The current chair of the program, Michael Kobor, says they still don’t know all the answers, but they do know where some of the secrets lie. Good nutrition and exercise are obvious ones, but less researched areas are important too.
“There are also psychosocial aspects, like belonging and having a purpose in life,” Kobor says.
A leading expert in epigenetics, Kobor has devoted years of study to examining how people’s behaviours and environments can impact their genes. These changes can alter how people’s bodies interpret their own DNA, possibly influencing health and diseases in the long-term.
Kobor won’t be speaking during the series, but he is helping to put together its lineup.
The first lecture is set to kick-off on Monday (Jan. 23), with a discussion on the possible benefits of daily stressors. David Almeida is a professor of human development and family studies and a faculty member of the Center for Healthy Aging at Pennsylvania State University. He’s working to debunk the idea that no stress is better than some.
His research, the National Studies of Daily Experiences, showed that in a group of 2,804 adults, those who reported no stress over an eight-day period were more likely to be older, male, less-educated and lower-income, compared to those who reported stressors. Almeida’s research also showed people with daily stressors also reported more positive events in their day-to-day lives.
On Feb. 27, Catrine Tudor-Locke will take to the stage to discuss how daily physical activity can be re-imagined with modern technologies.
Both speakers will touch on some of the nine lifestyle habits identified as common factors between the world’s five “Blue Zones” – communities with the highest life expectancy. It’s an area of research that has intrigued Kobor. He says he’d like to identify if “micro-blue zones” may exist in some parts of B.C.
The nine factors associated with long lives include: natural movement, sense of purpose, coping mechanisms for stress, eating until 80 per cent full, consuming more plant than meat proteins, drinking wine daily, a sense of belonging, putting loved ones first, and being born into a group with healthy behaviours.

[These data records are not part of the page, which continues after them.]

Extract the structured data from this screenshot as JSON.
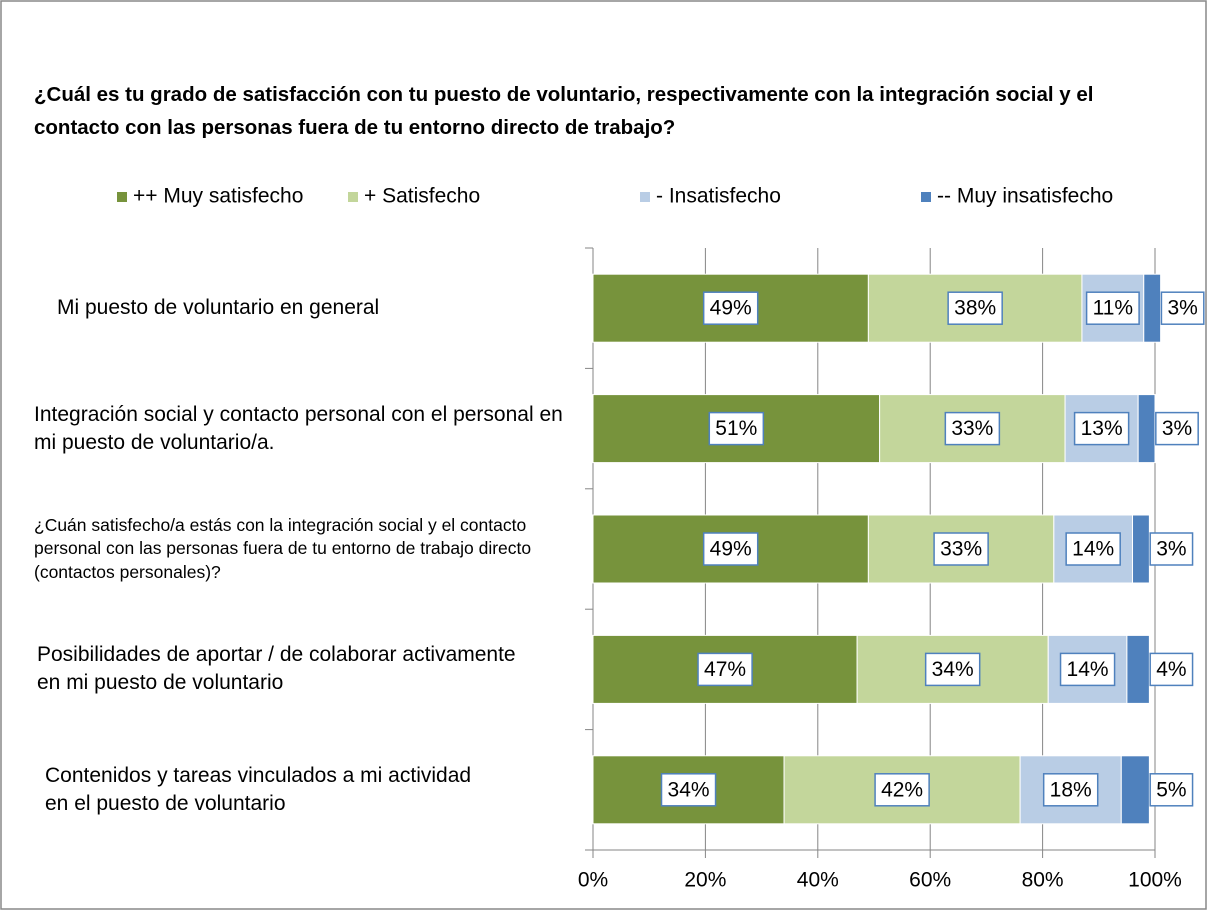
{
  "chart_data": {
    "type": "stacked_bar_horizontal",
    "title": "¿Cuál es tu grado de satisfacción con tu puesto de voluntario, respectivamente con la integración social y el contacto con las personas fuera de tu entorno directo de trabajo?",
    "categories": [
      "Mi puesto de voluntario en general",
      "Integración social y contacto personal con el personal en mi puesto de voluntario/a.",
      "¿Cuán satisfecho/a estás con la integración social y el contacto personal con las personas fuera de tu entorno de trabajo directo (contactos personales)?",
      "Posibilidades de aportar / de colaborar activamente en mi puesto de voluntario",
      "Contenidos y tareas vinculados a mi actividad en el puesto de voluntario"
    ],
    "series": [
      {
        "name": "++ Muy satisfecho",
        "color": "#77933c",
        "values": [
          49,
          51,
          49,
          47,
          34
        ],
        "value_labels": [
          "49%",
          "51%",
          "49%",
          "47%",
          "34%"
        ]
      },
      {
        "name": "+ Satisfecho",
        "color": "#c3d69b",
        "values": [
          38,
          33,
          33,
          34,
          42
        ],
        "value_labels": [
          "38%",
          "33%",
          "33%",
          "34%",
          "42%"
        ]
      },
      {
        "name": "- Insatisfecho",
        "color": "#b9cde5",
        "values": [
          11,
          13,
          14,
          14,
          18
        ],
        "value_labels": [
          "11%",
          "13%",
          "14%",
          "14%",
          "18%"
        ]
      },
      {
        "name": "-- Muy insatisfecho",
        "color": "#4f81bd",
        "values": [
          3,
          3,
          3,
          4,
          5
        ],
        "value_labels": [
          "3%",
          "3%",
          "3%",
          "4%",
          "5%"
        ]
      }
    ],
    "xlim": [
      0,
      100
    ],
    "xticks": [
      {
        "value": 0,
        "label": "0%"
      },
      {
        "value": 20,
        "label": "20%"
      },
      {
        "value": 40,
        "label": "40%"
      },
      {
        "value": 60,
        "label": "60%"
      },
      {
        "value": 80,
        "label": "80%"
      },
      {
        "value": 100,
        "label": "100%"
      }
    ],
    "grid": true,
    "legend": "top"
  }
}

The speaker series will take a break in March before returning in April. Kobor says they’re aiming to cut through all the misinformation and misleading marketing online to provide people with the knowledge they actually need to live long, happy lives.
“We welcome input from the community at large as to what might be helpful, and what perhaps is missing in this sort of information soup that’s out there.”
Each lecture can be attended online or in-person at the Vancouver General Hospital. More information can be found at healthyaging.med.ubc.ca.